Under the hood, Python makes one evaluation at a time. This continues until the expression is reduced to a single value. So inside Python, it reduces the expression as follows:
not -5 + 3 * 1 * 2 == 1 #Starting expression
not -5 + 3 * 1 * 2 == 1 #The - is applied to the 5 to get -5.
not -5 + 3 * 2 == 1 #Python multiplied 3 * 1 to get 3.
not -5 + 6 == 1 #Python multiplied 3 * 2 to get 6.
not 1 == 1 #The + was the next highest precedence, so -5+6 reduces to 1.
not True #== has higher precedence than not
False # not is then applied to the true boolean
Summary of operator predence#
Python has rules for operator precedence. When it sees an expression, it evaluates the operators in order of precedence by grabbing the closest values to an operator.
When there are two or more operators with the same precedence, Python evaluates the leftmost one first.
To see the official rules for operator precedence, click here.
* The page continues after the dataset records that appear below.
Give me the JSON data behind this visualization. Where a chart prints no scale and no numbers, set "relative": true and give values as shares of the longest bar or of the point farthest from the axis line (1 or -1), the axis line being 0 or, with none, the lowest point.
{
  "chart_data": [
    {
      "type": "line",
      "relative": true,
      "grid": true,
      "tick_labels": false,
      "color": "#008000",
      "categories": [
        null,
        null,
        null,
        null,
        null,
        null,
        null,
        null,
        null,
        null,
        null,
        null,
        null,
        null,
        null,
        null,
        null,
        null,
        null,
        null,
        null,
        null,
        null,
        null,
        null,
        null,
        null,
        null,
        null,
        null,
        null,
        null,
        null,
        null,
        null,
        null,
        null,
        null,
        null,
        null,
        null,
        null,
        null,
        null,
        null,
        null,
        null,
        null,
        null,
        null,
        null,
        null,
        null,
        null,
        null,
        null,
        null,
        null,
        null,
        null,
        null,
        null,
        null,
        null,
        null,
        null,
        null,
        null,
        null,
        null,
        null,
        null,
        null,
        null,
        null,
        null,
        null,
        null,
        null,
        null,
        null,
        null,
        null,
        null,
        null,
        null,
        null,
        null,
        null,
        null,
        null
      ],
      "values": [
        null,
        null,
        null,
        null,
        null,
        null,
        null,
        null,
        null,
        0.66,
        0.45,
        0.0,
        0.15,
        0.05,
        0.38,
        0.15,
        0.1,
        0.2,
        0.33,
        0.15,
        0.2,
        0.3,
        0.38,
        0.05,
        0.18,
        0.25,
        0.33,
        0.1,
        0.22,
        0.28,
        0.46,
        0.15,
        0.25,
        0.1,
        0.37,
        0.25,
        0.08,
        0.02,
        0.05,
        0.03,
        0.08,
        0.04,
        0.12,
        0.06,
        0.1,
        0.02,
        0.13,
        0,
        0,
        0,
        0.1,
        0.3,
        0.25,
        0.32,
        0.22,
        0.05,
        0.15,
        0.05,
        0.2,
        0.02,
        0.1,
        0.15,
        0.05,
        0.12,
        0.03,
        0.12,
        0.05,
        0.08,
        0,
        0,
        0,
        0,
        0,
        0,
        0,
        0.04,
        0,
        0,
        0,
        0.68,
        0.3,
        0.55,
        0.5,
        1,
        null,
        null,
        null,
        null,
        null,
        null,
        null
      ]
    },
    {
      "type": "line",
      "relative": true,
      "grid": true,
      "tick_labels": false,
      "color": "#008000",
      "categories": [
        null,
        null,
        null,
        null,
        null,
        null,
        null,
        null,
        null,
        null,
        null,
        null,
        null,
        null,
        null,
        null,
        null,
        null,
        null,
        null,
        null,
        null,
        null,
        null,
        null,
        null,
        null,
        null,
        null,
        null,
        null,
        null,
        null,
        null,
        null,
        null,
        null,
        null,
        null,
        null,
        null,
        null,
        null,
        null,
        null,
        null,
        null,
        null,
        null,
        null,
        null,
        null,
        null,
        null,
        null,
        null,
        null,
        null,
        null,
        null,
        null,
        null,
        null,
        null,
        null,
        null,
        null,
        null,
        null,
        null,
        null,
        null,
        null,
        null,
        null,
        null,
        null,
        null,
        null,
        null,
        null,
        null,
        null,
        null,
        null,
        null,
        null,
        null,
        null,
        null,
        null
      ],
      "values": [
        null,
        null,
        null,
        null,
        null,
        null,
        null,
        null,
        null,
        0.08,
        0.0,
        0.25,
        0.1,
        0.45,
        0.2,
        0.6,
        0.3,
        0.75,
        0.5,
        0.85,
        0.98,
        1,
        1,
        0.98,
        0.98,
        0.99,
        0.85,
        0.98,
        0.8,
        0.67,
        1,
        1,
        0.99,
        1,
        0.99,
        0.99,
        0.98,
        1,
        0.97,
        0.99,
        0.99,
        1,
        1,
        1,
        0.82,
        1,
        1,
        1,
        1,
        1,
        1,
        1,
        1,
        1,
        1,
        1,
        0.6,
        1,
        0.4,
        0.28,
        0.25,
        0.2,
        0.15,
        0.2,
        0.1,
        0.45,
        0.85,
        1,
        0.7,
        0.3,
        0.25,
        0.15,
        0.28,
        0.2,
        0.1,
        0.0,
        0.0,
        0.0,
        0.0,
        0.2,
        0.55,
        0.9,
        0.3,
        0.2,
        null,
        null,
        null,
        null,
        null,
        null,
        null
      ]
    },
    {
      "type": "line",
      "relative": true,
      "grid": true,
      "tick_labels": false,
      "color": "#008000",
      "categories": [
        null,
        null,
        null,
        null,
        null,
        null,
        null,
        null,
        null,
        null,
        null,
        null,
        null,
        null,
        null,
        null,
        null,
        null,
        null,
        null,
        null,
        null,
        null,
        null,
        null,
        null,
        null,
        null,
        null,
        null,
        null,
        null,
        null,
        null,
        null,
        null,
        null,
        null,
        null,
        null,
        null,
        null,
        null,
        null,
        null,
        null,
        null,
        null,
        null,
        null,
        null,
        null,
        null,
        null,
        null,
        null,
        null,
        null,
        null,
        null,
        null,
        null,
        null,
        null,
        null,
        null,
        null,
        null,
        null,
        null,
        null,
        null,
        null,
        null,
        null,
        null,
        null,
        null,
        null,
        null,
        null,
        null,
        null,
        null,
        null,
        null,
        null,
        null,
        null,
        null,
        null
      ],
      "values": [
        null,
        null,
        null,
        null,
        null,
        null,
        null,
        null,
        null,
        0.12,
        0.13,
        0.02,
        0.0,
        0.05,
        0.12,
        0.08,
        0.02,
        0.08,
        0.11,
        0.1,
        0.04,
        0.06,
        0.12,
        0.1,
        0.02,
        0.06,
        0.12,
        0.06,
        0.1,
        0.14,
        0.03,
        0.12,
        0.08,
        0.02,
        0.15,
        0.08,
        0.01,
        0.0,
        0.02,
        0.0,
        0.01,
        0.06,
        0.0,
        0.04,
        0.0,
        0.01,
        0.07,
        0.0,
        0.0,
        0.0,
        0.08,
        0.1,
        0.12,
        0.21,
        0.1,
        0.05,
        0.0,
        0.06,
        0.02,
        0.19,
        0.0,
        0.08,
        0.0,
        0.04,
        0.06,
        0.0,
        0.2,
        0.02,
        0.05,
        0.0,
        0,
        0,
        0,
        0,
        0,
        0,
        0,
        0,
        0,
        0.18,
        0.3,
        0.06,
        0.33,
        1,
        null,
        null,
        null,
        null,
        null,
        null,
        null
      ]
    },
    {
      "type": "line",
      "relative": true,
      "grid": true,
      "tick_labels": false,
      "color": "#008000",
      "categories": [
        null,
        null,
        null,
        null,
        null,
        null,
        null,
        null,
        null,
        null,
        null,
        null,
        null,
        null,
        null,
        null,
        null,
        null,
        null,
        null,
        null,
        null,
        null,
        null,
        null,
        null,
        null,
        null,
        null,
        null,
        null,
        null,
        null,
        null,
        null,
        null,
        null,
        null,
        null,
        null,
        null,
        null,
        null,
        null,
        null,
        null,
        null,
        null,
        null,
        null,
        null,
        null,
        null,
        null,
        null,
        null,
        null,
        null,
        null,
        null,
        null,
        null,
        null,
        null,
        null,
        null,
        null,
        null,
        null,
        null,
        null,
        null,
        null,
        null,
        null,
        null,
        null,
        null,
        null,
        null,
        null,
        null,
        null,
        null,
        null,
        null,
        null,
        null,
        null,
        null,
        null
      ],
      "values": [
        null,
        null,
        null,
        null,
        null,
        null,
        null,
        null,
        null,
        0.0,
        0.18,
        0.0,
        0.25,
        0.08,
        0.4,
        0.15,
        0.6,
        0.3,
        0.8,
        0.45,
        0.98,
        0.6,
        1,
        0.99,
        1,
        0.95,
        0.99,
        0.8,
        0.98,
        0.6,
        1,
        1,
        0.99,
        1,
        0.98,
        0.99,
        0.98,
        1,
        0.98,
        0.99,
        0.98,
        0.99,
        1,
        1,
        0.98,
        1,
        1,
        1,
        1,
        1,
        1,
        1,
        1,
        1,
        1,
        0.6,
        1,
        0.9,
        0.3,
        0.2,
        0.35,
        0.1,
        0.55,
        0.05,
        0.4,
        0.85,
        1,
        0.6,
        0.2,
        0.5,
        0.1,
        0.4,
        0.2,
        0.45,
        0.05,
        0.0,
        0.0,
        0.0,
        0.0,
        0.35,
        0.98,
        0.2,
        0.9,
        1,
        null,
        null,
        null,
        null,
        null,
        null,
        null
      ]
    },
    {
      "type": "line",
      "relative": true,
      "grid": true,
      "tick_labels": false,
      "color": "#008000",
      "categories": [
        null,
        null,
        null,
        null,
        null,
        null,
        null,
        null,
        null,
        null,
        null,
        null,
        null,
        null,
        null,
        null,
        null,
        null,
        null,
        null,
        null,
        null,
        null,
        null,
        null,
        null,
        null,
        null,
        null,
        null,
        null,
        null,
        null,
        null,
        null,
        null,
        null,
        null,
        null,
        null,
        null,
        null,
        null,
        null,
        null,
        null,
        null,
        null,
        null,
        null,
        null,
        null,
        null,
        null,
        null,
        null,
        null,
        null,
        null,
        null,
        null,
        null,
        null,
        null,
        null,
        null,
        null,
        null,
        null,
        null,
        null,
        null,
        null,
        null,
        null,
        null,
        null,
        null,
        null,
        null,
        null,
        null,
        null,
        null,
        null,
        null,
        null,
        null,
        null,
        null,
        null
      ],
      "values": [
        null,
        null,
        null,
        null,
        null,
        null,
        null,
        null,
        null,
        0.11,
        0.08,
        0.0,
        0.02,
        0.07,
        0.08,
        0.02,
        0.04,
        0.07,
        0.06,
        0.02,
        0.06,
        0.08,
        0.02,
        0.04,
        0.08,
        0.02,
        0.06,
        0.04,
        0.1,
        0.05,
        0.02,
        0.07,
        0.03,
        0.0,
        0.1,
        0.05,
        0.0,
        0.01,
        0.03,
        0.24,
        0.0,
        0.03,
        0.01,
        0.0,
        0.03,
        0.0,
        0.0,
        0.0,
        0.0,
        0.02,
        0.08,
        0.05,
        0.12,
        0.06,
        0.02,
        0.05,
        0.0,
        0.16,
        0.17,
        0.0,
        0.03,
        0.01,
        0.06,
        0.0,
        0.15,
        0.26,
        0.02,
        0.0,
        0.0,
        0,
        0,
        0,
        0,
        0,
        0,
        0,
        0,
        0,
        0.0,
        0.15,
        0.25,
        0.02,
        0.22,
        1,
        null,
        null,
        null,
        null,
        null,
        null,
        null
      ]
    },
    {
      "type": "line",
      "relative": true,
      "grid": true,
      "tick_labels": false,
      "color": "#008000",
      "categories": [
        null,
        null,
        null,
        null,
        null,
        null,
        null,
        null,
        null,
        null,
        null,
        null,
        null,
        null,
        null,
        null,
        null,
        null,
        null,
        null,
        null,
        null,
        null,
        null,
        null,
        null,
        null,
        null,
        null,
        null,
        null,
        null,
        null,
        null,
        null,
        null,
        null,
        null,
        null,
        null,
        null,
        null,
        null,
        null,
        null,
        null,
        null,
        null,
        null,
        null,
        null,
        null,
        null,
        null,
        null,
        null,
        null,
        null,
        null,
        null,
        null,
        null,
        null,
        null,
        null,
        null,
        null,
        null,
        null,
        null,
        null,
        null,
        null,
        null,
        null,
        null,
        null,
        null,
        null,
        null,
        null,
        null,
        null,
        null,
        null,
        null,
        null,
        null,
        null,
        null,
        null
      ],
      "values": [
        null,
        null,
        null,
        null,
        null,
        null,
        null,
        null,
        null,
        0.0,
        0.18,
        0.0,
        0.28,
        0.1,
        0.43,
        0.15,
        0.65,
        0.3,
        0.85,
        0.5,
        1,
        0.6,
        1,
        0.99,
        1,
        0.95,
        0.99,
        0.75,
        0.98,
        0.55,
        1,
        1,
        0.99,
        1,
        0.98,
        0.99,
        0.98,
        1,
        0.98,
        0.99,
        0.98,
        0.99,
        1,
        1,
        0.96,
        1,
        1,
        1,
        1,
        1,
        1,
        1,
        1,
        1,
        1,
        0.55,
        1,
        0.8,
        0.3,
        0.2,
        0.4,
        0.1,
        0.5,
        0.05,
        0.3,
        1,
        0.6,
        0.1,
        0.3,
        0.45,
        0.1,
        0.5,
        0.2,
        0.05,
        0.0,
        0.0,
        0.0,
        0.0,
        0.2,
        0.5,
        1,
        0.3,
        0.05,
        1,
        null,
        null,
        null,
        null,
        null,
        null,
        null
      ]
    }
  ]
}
If you do, you will also see some operators we haven’t taught you.
Use Parentheses to Get What You Want#
The above expression, not -5 + 3 * 1 * 2 == 1
is ugly and confusing. Never write something like that! Instead, use parentheses to clarify your meaning.
Parentheses can also be used to override the default operator precedence. So if you rewrote the above expression as:
not (-5 + 3) * 1 * 2 == 1
you would get a different result because Python would evaluate (-5 + 3) first.